The Black Mamba APU
Black Mamba Anti-poaching Unit
The Black Mambas Anti-Poaching Unit was founded in 2013 by Transfrontier Africa NPC to protect the Olifants West Region of Balule Nature Reserve.
The MAMBAS describe themselves as sisters, mothers, future mothers-in-law, and teachers. Their mission is to "make the Greater Kruger National Park the most difficult, undesirable and risky area to poach," and to "develop a proud, sympathetic and patriotic community on their borders, making the people allies to the park.
Within the first year of operation the Black Mambas were invited to expand into other regions and now protect all boundaries of the 62,000ha Balule Nature Reserve, part of the Greater Kruger Area in South Africa. They are a very special group of dedicated and brave African women. They preserve wildlife, particularly rhinos and are on fulltime patrol these days. These ladies are fighting - unarmed- the evils of poaching and protecting their wildlife heritage day and night.
The teams work to the concept of the “Broken Window” philosophy, striving to make the area of influence the most undesirable, most difficult and least profitable place to poach any species. With a passion for wildlife and rhino conservation, these women are the voice in the community through their conservation work. The objectives of the Black Mamba project are not only the protection of rhinos through boots on the ground but also through being a role model in their communities. These 23 young rangers and 7 Environmental Monitors want their communities to understand that the benefits are greater through rhino conservation rather than poaching, addressing the social and moral decay that is a product of the rhino poaching within their communities. They are concerned for their children’s sake as the false economy has brought loose morals and narcotics into their communities.
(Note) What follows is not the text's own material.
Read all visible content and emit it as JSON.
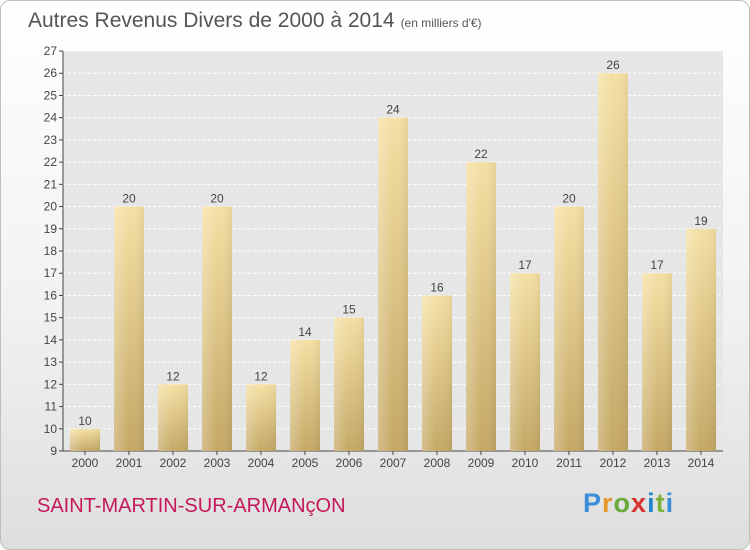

It is a very critical time for our world and while South Africa is still in lockdown Wildlife conservation and patrols are more important than ever. The Balule Reserve depends on these ranger teams to be fully active even in Corona times. As the flow of tourism dollars ceased and people struggle for food, wildlife poaching is on the increase. People are hungry and put out snares for "bush" meat to feed their families.
The Champions of the Earth award is the United Nations highest environmental honour recognizing visionary people and organisations all over the world that exemplify leadership and advocate action on sustainable development, climate change and a life of dignity for all.The Black Mamba Anti-Poaching Unit was announced as one of the winners of the United Nation's top environmental accolade. With this award, in the Inspiration and Action category, UNEP is recognizing the rapid and impressive impact the Black Mamba unit has made in combating poaching and the courage required to accomplish it. This is not the only award they have won, the list goes on!
The Black Mambas anti-poaching strategy includes ‘visual policing’ through daily boundary patrols which are conducted on foot during first light and by vehicle at last light. Observation and listening posts are stationed in critical areas such as known entry and exit points or popular rhino waterholes for signs of poisoning. Disruptive patrols are performed within areas of high rhino density to thwart any attempts to poach rhino in our area. Road Blocks involve searching know and unknown vehicles for any illegal or suspicious items. Building sites and staff compounds within the reserve are searched regularly to gather intelligence and ensure all reserve rules are being adhered to and regular sweeps are conducted throughout the Reserve and neighbouring Tribal lands in search of snares.